When the token is predicted, it is appended to the sentence and used as input for the next token prediction. There are other tokens besides words. For example, the end of the sentence token or the end of the text token. If the end of the sentence token is predicted, the model will just put a dot. If the end of the text token is predicted — we can stop generation.
How does the model decide what token should be next?
Well, imagine a dictionary of all words in the English language. The model’s aim is to predict one word out of all those words available. One can say, that the model tries to classify the existing text, where the class will be the next word (or a special token).
The model can work in two modes. First mode: it will predict the most probable token at each moment of time for the given text. In this case for the same input text, it will output the same prediction.
In the second mode, each token in our English dictionary is assigned a probability. For most of the tokens, the probability will be close to 0, while for some of them, it will be higher. For example, for the text “I like to go for a” we can see the following predictions:
walk: 0.6
run: 0.3
everything else: 0.1
In this second mode, the model can select the predicted word with the predicted probability.

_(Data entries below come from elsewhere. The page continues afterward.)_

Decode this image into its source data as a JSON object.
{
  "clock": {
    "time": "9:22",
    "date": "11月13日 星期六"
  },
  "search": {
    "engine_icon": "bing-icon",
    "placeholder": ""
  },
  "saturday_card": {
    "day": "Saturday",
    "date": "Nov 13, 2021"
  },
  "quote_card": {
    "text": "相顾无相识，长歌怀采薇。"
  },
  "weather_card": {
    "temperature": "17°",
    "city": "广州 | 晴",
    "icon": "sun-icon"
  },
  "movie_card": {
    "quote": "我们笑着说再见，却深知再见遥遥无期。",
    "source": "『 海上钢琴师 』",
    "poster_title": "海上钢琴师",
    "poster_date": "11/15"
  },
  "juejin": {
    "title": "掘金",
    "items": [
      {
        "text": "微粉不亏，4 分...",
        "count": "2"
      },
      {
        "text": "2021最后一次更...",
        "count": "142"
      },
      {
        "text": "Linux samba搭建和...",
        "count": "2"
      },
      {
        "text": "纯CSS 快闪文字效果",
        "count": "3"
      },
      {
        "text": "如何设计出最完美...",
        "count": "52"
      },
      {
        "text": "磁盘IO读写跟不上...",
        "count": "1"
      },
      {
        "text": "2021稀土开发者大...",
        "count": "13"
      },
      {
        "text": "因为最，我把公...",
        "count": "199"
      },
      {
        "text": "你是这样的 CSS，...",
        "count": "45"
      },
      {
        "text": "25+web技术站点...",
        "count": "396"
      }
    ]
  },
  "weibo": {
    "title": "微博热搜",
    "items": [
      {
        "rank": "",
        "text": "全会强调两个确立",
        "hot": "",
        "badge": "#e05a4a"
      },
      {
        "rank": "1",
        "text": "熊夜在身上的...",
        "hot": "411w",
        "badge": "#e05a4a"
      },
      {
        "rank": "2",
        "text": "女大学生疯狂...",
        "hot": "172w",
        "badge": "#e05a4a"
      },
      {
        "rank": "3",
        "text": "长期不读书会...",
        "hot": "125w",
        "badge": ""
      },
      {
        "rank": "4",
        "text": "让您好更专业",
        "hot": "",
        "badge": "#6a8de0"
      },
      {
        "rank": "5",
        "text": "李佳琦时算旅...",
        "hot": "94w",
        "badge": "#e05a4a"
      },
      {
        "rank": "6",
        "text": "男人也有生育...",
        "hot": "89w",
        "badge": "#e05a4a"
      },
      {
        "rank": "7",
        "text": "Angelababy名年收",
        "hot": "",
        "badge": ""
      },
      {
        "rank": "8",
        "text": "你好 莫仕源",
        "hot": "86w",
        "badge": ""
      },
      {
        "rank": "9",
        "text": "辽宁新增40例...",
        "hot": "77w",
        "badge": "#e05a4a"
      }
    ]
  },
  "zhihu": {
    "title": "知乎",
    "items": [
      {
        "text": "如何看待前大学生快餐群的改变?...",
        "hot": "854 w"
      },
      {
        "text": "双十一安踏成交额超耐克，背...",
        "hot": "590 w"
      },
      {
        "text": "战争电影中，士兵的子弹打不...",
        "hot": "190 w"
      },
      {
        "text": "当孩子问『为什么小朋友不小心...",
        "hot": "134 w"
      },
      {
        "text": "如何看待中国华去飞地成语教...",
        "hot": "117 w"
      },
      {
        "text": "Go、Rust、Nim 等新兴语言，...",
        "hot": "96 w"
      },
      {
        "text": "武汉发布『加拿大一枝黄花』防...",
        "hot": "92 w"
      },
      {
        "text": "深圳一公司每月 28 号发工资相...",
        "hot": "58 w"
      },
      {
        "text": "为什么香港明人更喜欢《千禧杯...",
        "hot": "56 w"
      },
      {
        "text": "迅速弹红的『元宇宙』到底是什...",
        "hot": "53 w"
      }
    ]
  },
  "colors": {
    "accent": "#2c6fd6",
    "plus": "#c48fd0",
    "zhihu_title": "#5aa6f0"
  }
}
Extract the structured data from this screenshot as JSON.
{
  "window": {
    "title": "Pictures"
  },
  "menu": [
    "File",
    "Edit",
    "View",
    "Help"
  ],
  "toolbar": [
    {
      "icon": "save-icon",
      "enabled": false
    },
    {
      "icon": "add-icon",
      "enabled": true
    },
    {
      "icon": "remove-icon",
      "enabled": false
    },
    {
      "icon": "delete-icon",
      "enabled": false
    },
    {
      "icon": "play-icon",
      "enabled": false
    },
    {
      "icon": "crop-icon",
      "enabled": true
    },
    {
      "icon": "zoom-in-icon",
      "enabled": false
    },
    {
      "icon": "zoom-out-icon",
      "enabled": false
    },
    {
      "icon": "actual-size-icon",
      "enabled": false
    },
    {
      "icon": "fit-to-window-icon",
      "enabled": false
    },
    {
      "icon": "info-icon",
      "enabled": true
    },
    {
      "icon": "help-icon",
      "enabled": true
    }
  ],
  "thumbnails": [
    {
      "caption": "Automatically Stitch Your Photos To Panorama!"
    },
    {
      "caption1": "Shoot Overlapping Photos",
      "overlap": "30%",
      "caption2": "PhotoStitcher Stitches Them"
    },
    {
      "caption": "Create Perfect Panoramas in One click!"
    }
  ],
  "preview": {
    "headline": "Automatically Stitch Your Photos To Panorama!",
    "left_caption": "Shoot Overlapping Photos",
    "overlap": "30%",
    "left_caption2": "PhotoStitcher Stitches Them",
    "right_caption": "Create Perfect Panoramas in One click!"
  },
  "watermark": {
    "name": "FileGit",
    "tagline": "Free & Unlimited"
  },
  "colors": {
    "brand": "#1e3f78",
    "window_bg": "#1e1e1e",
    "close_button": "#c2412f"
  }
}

I.e. with the probability 0.6, it will select the word walk, 0.3 — run, and with a really small probability it will select something else. The second mode allows for making the model more random and avoids the same prediction each time. Such behaviour is controlled by a user when the model is already trained.
How is this relates to the topic we are discussing? Well, each predicted word usually is the most probable word. It means, that the more our model faced such sequences of words in its training data, the more it will use it in its prediction.
And now my question to you: what do you see more on the internet — well-written content by specialists or SEO-optimised articles written by copywriters? I would assume that there is much more second type of content. And all this content is used for training the models.
That is the main reason for ChatGPT, GPT-3 and other language models writing quite boring text. It was trained with a lot of badly written content. And it will predict such content as the most probable.
Despite everything I’ve said, I think there is still great potential for high-quality content written by neural networks. I think we could see it when the model will be adapted to the specific writer. If, for example, a service could analyse all my previous writing and fine-tune it to write more like me. While now I still have to write this text by myself without the help of AI :-)
For now, I would say, that ChatGPT will definitely replace creators of boring content. But not creators of high-quality content.
News of the week
Meta presented their new Large Language model: LLaMA. In their paper, the authors state, that their model outperforms GPT-3 in many benchmarks despite being 10x smaller.
The LLaMA model is available for free for research purposes. This is exciting since it makes it available to many research groups around the world. Moreover, its relatively small size makes it possible for small groups to use it and build their own models on top of it. As a comparison, code for GPT-3 is unavailable at all, while the training of such a model would cost $3-5 million.